9. MaBal – Ci daresti un consiglio di lettura?
E.F: ”Uno solo? Come faccio? Ho amato da giovane e continuo ad amare Charles Bukowsky: ‘Post Office’, se non lo avete mai letto prima. Forse nessuno scrive come Louis Ferdinand Celine, il suo ‘Viaggio al termine della notte’ mi ha stregato quando avevo vent’anni e ancora ne ricordo a memoria certi pezzi. Amos Oz avrebbe meritato il Nobel, ‘Una storia di amore e di tenebra’ è un libro che ti colpisce dritto al cuore. E poi Hemingway, naturalmente: “Ma quella era la Parigi dei bei tempi andati, quando eravamo molto poveri e molto felici”, mi vengono ancora i brividi a scrivere la frase che chiude il suo ‘Festa mobile’. Però se dovessi scegliere un solo libro da portare con me su un’isola, o perlomeno il libro che mi è piaciuto di più negli ultimi anni, direi ‘Keyla la rossa” di I.B. Singer. Ci troverete dentro, fra molto altro, anche tanti odori di cucina. E un ingrediente raro: la vera poesia”. Tutto Simenon e tutto Chandler, per quanto riguarda i gialli, senza dimenticare i russi, che per me sono come una religione: Gogol, Bulgarkov, Checov, Dostoevskij e naturalmente Tolstoy. E per citare almeno qualche autore italiano, “I Sillabari” di Parise e i racconti di Buzzati.
11. MaBal – Per il nostro blog “Giallo e Cucina” è d’obbligo chiederti se hai un piatto/cibo preferito?

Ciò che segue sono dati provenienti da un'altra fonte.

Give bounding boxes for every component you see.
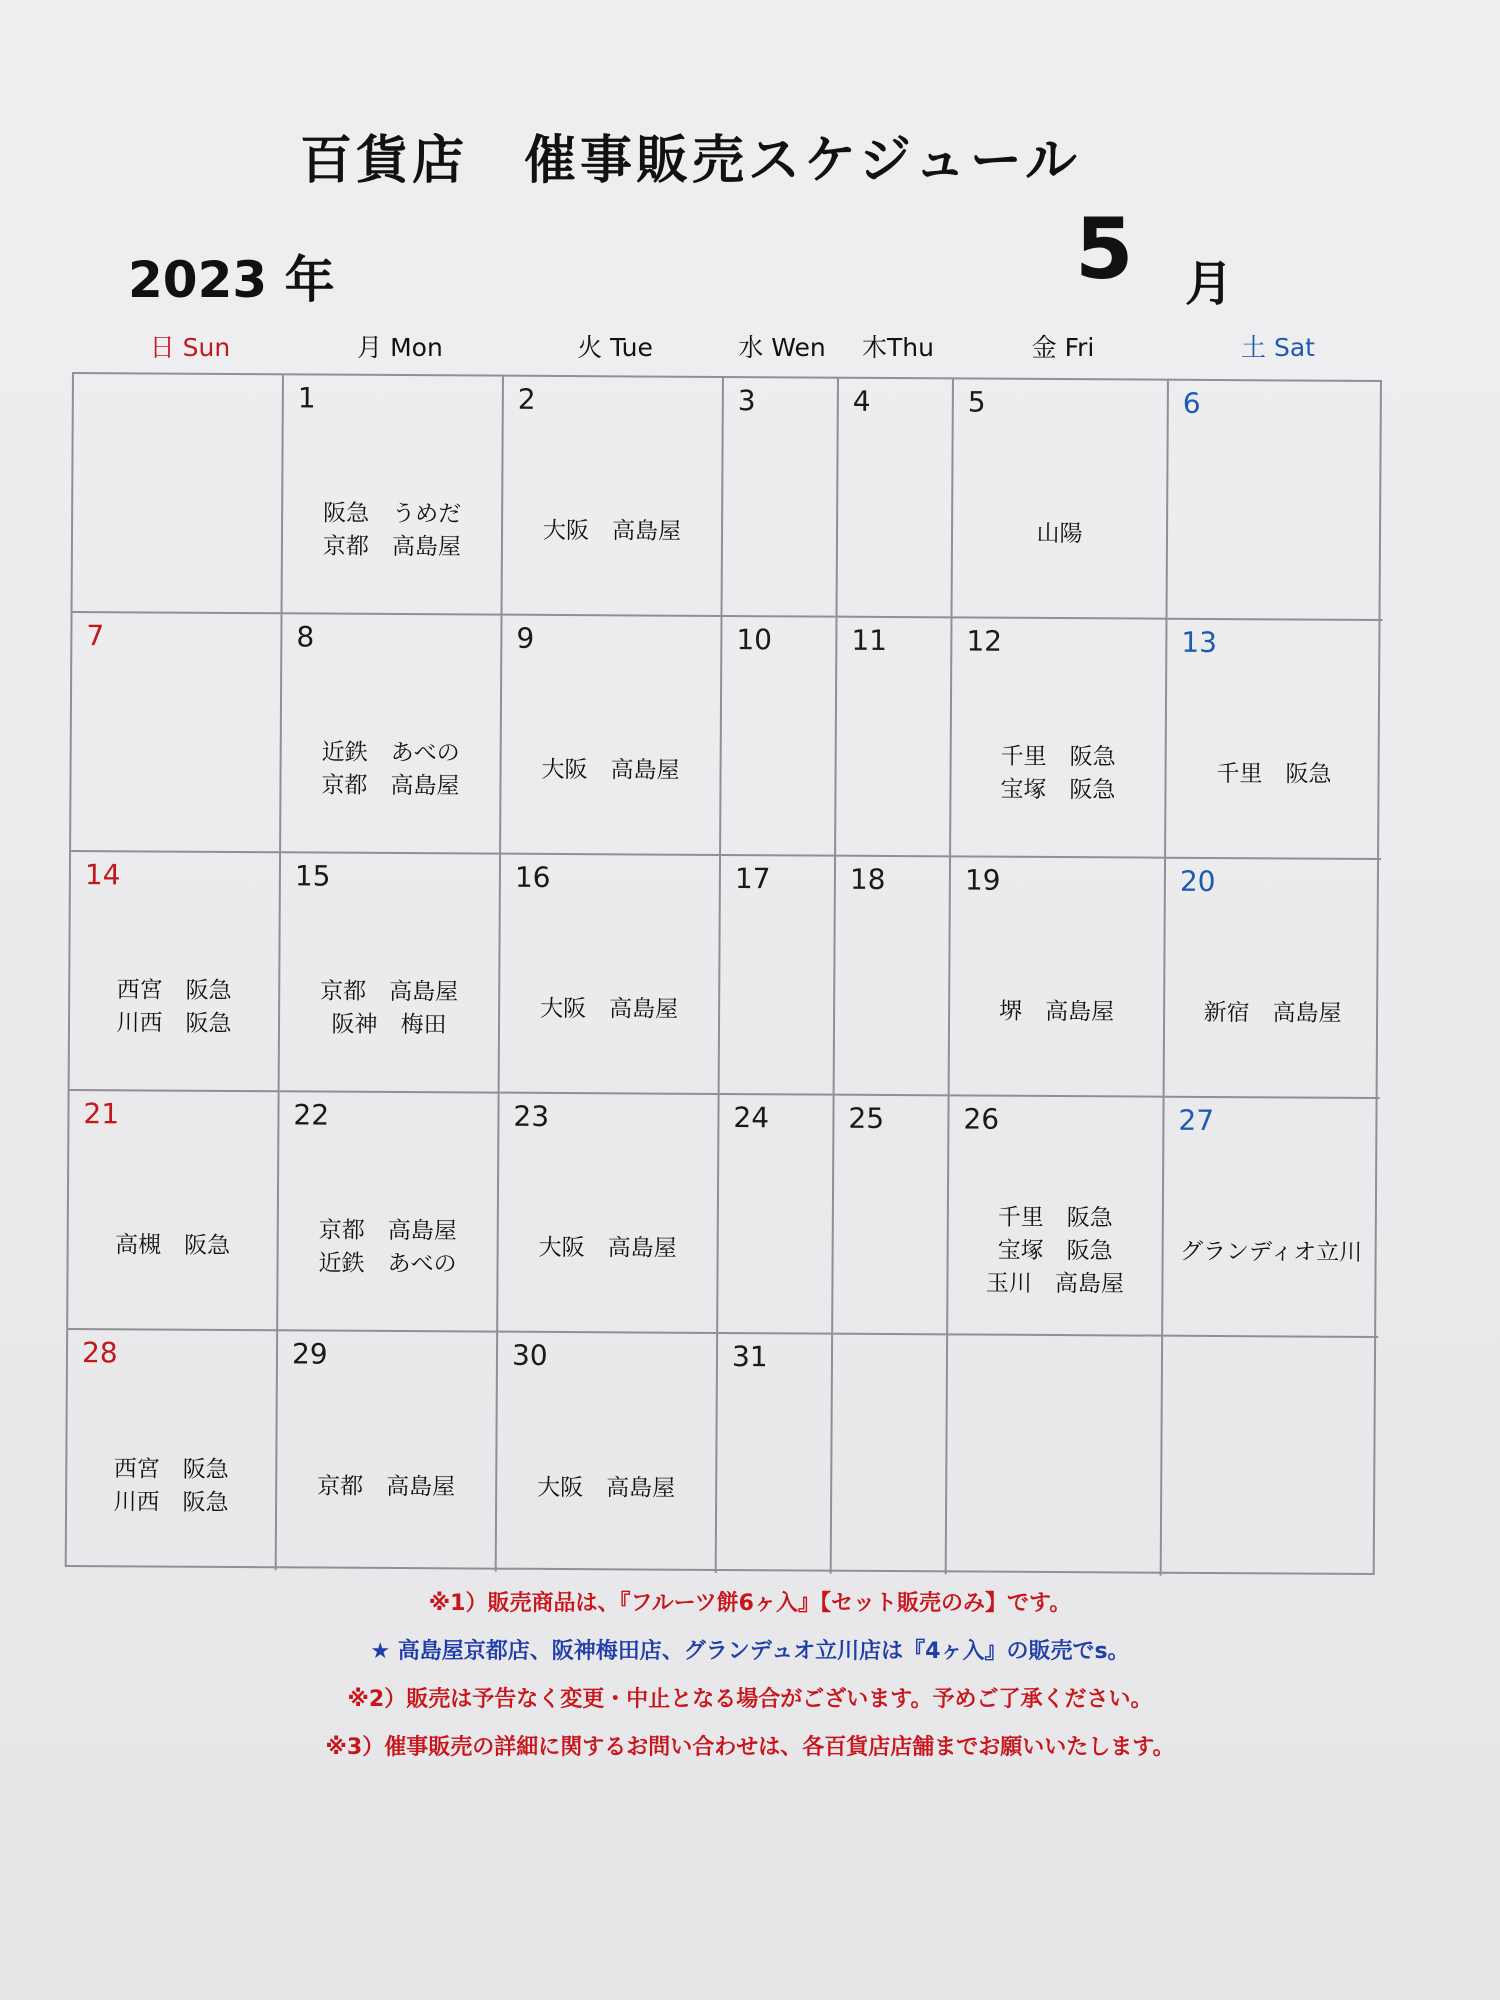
event-entry: 玉川 高島屋	[985, 1270, 1125, 1298]
event-entry: 西宮 阪急	[113, 1455, 229, 1483]
event-entry: 京都 高島屋	[318, 1217, 457, 1244]
event-entry: 近鉄 あべの	[318, 1250, 457, 1277]
weekday-sat: 土 Sat	[1241, 333, 1315, 362]
day-number: 21	[83, 1097, 120, 1131]
event-list	[503, 469, 722, 595]
note-star: ★ 高島屋京都店、阪神梅田店、グランデュオ立川店は『4ヶ入』の販売でs。	[370, 1639, 1130, 1664]
event-list	[948, 1188, 1162, 1314]
weekday-mon: 月 Mon	[357, 333, 443, 362]
event-list	[277, 1423, 496, 1551]
event-entry: 京都 高島屋	[322, 533, 462, 560]
event-entry: 新宿 高島屋	[1203, 999, 1342, 1027]
calendar-cell	[500, 855, 721, 1095]
day-number: 19	[964, 863, 1001, 897]
day-number: 28	[81, 1336, 118, 1370]
calendar-cell	[67, 1330, 278, 1570]
event-list	[951, 710, 1165, 836]
day-number: 14	[84, 858, 121, 892]
event-entry: 大阪 高島屋	[540, 995, 679, 1023]
event-list	[280, 945, 499, 1071]
event-entry: 宝塚 阪急	[1000, 776, 1116, 803]
weekday-tue: 火 Tue	[577, 333, 653, 362]
day-number: 5	[967, 385, 986, 419]
event-entry: 大阪 高島屋	[537, 1474, 676, 1502]
event-entry: 大阪 高島屋	[541, 756, 680, 784]
event-list	[950, 949, 1164, 1075]
event-list	[1165, 951, 1381, 1077]
event-list	[70, 944, 279, 1070]
event-entry: 近鉄 あべの	[321, 739, 460, 766]
calendar-cell	[498, 1094, 719, 1334]
note-2: ※2）販売は予告なく変更・中止となる場合がございます。予めご了承ください。	[347, 1687, 1153, 1712]
note-1: ※1）販売商品は、『フルーツ餅6ヶ入』【セット販売のみ】です。	[428, 1591, 1072, 1616]
day-number: 18	[849, 862, 886, 896]
event-list	[68, 1183, 277, 1309]
event-entry: 阪神 梅田	[331, 1011, 447, 1038]
event-list	[281, 706, 500, 832]
event-entry: 大阪 高島屋	[538, 1234, 677, 1262]
day-number: 20	[1179, 864, 1216, 898]
day-number: 9	[516, 621, 535, 655]
event-entry: 堺 高島屋	[999, 998, 1115, 1026]
event-list	[500, 947, 719, 1073]
event-list	[67, 1422, 276, 1550]
day-number: 26	[963, 1102, 1000, 1136]
event-list	[953, 471, 1167, 597]
day-number: 7	[86, 619, 105, 653]
calendar-cell	[721, 617, 837, 857]
weekday-sun: 日 Sun	[149, 333, 231, 362]
event-entry: 千里 阪急	[1216, 760, 1332, 788]
day-number: 2	[517, 382, 536, 416]
event-entry: 京都 高島屋	[320, 978, 459, 1005]
day-number: 29	[291, 1337, 328, 1371]
calendar-cell	[723, 378, 839, 618]
calendar-cell	[283, 375, 504, 615]
calendar-cell	[1166, 620, 1382, 860]
calendar-cell	[1165, 859, 1381, 1099]
calendar-cell	[1168, 381, 1384, 621]
event-entry: 宝塚 阪急	[997, 1237, 1113, 1265]
weekday-thu: 木Thu	[862, 333, 934, 362]
calendar-cell	[836, 618, 952, 858]
event-list	[1163, 1190, 1379, 1316]
day-number: 25	[848, 1101, 885, 1135]
calendar-cell	[503, 377, 724, 617]
notes-block	[0, 1580, 1500, 1772]
day-number: 31	[731, 1340, 768, 1374]
calendar-cell	[70, 852, 281, 1092]
calendar-cell	[947, 1335, 1163, 1575]
event-list	[1166, 712, 1382, 838]
day-number: 23	[513, 1099, 550, 1133]
calendar-cell	[951, 618, 1167, 858]
event-list	[278, 1184, 497, 1310]
day-number: 22	[293, 1098, 330, 1132]
calendar-cell	[73, 374, 284, 614]
day-number: 11	[851, 623, 888, 657]
calendar-grid	[65, 372, 1382, 1575]
weekday-wed: 水 Wen	[738, 333, 826, 362]
event-entry: 山陽	[1036, 520, 1083, 548]
month-unit: 月	[1185, 256, 1234, 312]
event-entry: 京都 高島屋	[321, 772, 460, 799]
event-entry: 千里 阪急	[997, 1204, 1113, 1232]
calendar-cell	[838, 379, 954, 619]
event-list	[501, 708, 720, 834]
event-list	[497, 1425, 716, 1553]
calendar-cell	[717, 1334, 833, 1574]
page-title: 百貨店 催事販売スケジュール	[300, 131, 1081, 191]
day-number: 3	[737, 384, 756, 418]
day-number: 10	[736, 623, 773, 657]
event-entry: 京都 高島屋	[317, 1473, 456, 1501]
day-number: 4	[852, 384, 871, 418]
calendar-cell	[277, 1331, 498, 1571]
calendar-cell	[497, 1333, 718, 1573]
event-entry: 大阪 高島屋	[542, 517, 682, 545]
event-list	[283, 467, 502, 593]
calendar-cell	[835, 857, 951, 1097]
event-entry: 川西 阪急	[113, 1488, 229, 1516]
calendar-cell	[280, 853, 501, 1093]
day-number: 16	[514, 860, 551, 894]
day-number: 8	[296, 620, 315, 654]
calendar-cell	[720, 856, 836, 1096]
calendar-cell	[281, 614, 502, 854]
day-number: 13	[1181, 625, 1218, 659]
month-number: 5	[1075, 200, 1134, 298]
day-number: 30	[511, 1338, 548, 1372]
day-number: 1	[297, 381, 316, 415]
calendar-cell	[953, 379, 1169, 619]
calendar-cell	[948, 1096, 1164, 1336]
event-entry: 川西 阪急	[116, 1009, 232, 1037]
event-entry: 西宮 阪急	[116, 976, 232, 1004]
event-list	[498, 1186, 717, 1312]
day-number: 6	[1182, 386, 1201, 420]
calendar-cell	[832, 1335, 948, 1575]
calendar-cell	[1162, 1337, 1378, 1577]
calendar-cell	[950, 857, 1166, 1097]
event-entry: グランディオ立川	[1179, 1238, 1363, 1266]
calendar-cell	[718, 1095, 834, 1335]
event-entry: 高槻 阪急	[115, 1232, 231, 1259]
day-number: 15	[294, 859, 331, 893]
day-number: 12	[966, 624, 1003, 658]
calendar-cell	[833, 1096, 949, 1336]
calendar-cell	[278, 1092, 499, 1332]
event-entry: 阪急 うめだ	[323, 500, 462, 527]
note-3: ※3）催事販売の詳細に関するお問い合わせは、各百貨店店舗までお願いいたします。	[325, 1735, 1175, 1760]
calendar-cell	[501, 616, 722, 856]
event-entry: 千里 阪急	[1000, 743, 1116, 770]
day-number: 24	[733, 1101, 770, 1135]
weekday-fri: 金 Fri	[1031, 333, 1095, 362]
day-number: 17	[734, 862, 771, 896]
year-label: 2023 年	[128, 251, 335, 309]
calendar-cell	[68, 1091, 279, 1331]
calendar-cell	[71, 613, 282, 853]
day-number: 27	[1178, 1103, 1215, 1137]
calendar-cell	[1163, 1098, 1379, 1338]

E.F. “In cucina ho gusti semplici. In un ristorante di Londra mi hanno intitolato un piatto del menù, gli Spaghetti Franceschini: sono soltanto degli spaghetti al pomodoro. Vi do’ un pranzo completo, anche se raramente mangio più di un piatto per pasto: di primo i passatelli in brodo, di secondo le polpette al pomodoro con i piselli e di dessert l’affogato al caffè. Se invece stiamo sul pesce, la felicità per me sono gli spaghetti alle vongole o il risotto alla moda di una volta cucinato all’Osteria Bartolini di Cesenatico, che sarebbe un risotto alla marinara senza pesce, soltanto con gli odori del pesce in cui è stato cotto, un risotto povero insomma, perché questa era la moda di una volta, una cucina povera capace di essere lo stesso saporita. Bè, se mi invitate a cena adesso sapete cosa cucinarmi! Buon appetito e grazie dell’ospitalità in questo blog”.
Enrico, grazie per aver risposto alle mie domande.